The star power of Sylvester Stallone helped to make the Rocky franchise into a box office champion but, those films apart, other boxing movies tend to fall into one of two categories however comparable the plot lines may be. On the one hand, you have the truly distinguished work that produced classics (Raging Bull and, long before that, The Set-Up and Champion) and on the other the routine works that only arouse enthusiasm from viewers with a dedicated interest in the sport. Bleed for This, written and directed by Ben Younger, belongs I would suggest in the second category (which means, of course, that lovers of boxing might well want to up my star rating for it).

 

Whatever leeway Younger may have allowed himself in the writing, the film is the true story of the champion boxer Vinny 'Paz' Pazienza who made a quite remarkable comeback after suffering injuries in a car crash which led to his being told that he would never fight again. Consequently, Bleed for This in addition to being a boxing saga is also able to offer the kind of inspirational drama that sees an individual making a recovery that defies the odds. One can understand why Miles Teller in following up his splendid work in Whiplash (2014) should have selected to play the role of Paz. The inevitable subsidiary figure of the trainer who helps is well played by Aaron Eckhart and, more unexpectedly, Ciarán Hinds fits perfectly into this American context as Paz's hard-pushing father.

 

However, the great boxing films draw us in far more than this one which resorts to hip hop songs and the like   to give the piece energy and trusts to much editing and a loud soundtrack when it comes to the fight sequences. As for Paz himself, brave though he may be, he is seen only as a man who lives for boxing and disregards the feelings of his family who, dad apart, are under-characterised.

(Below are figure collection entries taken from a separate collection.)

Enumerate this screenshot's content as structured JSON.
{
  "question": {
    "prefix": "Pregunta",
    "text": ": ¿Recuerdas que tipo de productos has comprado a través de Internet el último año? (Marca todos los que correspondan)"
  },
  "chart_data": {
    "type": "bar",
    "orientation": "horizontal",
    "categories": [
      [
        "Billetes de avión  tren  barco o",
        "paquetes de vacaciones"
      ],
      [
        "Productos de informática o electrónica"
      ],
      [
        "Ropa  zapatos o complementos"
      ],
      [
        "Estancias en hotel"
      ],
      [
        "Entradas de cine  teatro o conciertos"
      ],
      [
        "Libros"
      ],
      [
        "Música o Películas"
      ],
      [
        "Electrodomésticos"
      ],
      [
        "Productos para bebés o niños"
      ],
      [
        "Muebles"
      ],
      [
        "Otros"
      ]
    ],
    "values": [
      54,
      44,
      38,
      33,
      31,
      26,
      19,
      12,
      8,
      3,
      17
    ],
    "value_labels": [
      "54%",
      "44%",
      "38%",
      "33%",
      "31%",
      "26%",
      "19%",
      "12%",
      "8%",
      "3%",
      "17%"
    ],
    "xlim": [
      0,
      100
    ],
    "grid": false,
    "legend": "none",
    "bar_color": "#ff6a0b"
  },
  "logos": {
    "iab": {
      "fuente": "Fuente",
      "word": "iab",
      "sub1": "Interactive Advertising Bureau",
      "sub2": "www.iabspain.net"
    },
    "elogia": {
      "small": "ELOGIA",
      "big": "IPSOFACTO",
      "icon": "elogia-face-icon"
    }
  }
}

In consequence this is a thoroughly macho film which save for Paz's courage leaves one with little sympathy for its protagonist unless you totally endorse boxing as the one thing that makes life worth living.

 

Given my feelings about this film, I have to report the it was an ironic shock to discover when the end credits came up that one of the executive producers was Martin Scorsese.

 

MANSEL STIMPSON

 

Cast: Miles Teller, Aaron Eckhart, Ciarán Hinds, Katey Sagal, Christine Evangelista, Ted Levine, Amanda Clayton, Kimberly Howe.

 

Dir Ben Younger, Pro Bruce Cohen, Emma Tillinger Koskoff, Chad A. Verdi, Noah Kraft, Pamela Thur and Ben Younger, Screenplay Ben Younger, from a story by Ben Younger, Angelo Pizzo and Pippa Bianco, Ph Larkin Seiple, Pro Des Kay Lee, Ed Zachary Stuart-Pontier, Music Julia Holter, Costumes Melissa Vargas.

 

Verdi Productions/Magna Entertainment/Bruce Cohen Productions/Sikelia Productions/Younger Than You-Icon Film Distribution.
116 mins. USA. 2016. Rel: 2 December 2016. Cert. 15.